Spatial interaction analysis is used in a variety of disciplines, the most prominent of which are transport, health care and retail studies. The policy emphasis on equity issues and rural accessibility has increased in recent years. Governments and regional administration centres across Europe are becoming increasing aware of the concept of spatial equity with regard to accessibility and services (European Commission, 1996, 1999). As such, policy-makers are beginning to use spatial interaction and accessibility analysis to enhance their decision-making for a number of different policy issues, including:

• assessing overall levels of expenditure and its distribution with regard to service provision (who gets what?);

• setting national and regional targets for improving equitable access to services;

• analysing local and sub-national need for services;

• examining the ex-post and forecasting the ex-ante effect of locating or relocating a service.

Conclusion

The goal of this chapter was to introduce the concept of individual-level spatial flows and how these flows can be modelled to analyse real-life events such as travel to and from medical practices. Spatial interaction analysis requires a considerable range of network and socio-economic data. Although a spatially constrained case study was presented in this chapter, calculating accessibility measures for full extents of cities, regions or countries requires a larger amount of computation, and indeed there may be trade-offs between resolution and extent of the models implemented. SIMs and the accessibility indices that may be calculated from their output provide an invaluable set of tools for describing and understanding the spatial pattern of accessibility to key services. Using information on spatial flows and accessibility indicators allows policy-makers to simulate what-if analyses using relevant transportation and socio-economic attributes.

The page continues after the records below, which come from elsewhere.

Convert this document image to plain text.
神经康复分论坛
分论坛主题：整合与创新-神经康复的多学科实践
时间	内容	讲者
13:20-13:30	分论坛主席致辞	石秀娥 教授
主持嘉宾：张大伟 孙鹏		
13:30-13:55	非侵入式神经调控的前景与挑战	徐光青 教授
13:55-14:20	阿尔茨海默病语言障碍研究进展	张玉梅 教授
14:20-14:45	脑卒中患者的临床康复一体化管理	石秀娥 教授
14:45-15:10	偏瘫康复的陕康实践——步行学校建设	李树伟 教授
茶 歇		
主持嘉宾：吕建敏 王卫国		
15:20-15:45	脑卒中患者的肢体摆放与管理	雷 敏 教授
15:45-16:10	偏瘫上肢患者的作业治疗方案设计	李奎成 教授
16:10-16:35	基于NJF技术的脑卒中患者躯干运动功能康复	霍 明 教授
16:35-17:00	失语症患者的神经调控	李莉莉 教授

Furthermore, in conjunction with GIS, the important visual dimension to accessibility analysis can be highlighted.

FURTHER READING

Students may be interested in reading a number of follow-up books to aid their understanding of SIMs and their application. Suggested texts include: Clarke and Wilson (1994), an excellent overview of SIMs and how they are constructed; Birkin and Clarke (1991), a beginner’s introduction to spatial interaction modelling from a retail perspective; and Joseph and Phillips (1984), an excellent overview of the concept of accessibility, and why modellers should include both spatial and aspatial parameters when modelling accessibility.

Birkin, M. and Clarke, G.P. (1991) Spatial interaction in geography. Geography Review, 4: 16–24.

Clarke G.P. and Wilson A.G. (1994) A new geography of performance indicators for urban planning. In C.S. Bertuglia (ed.), Modelling the City: Performance, Policy and Planning. London: Routledge.

Joseph, A. and Phillips, D. (1984) Accessibility and Utilization: Geographical Perspectives on Health Care Delivery. London: Harper & Row.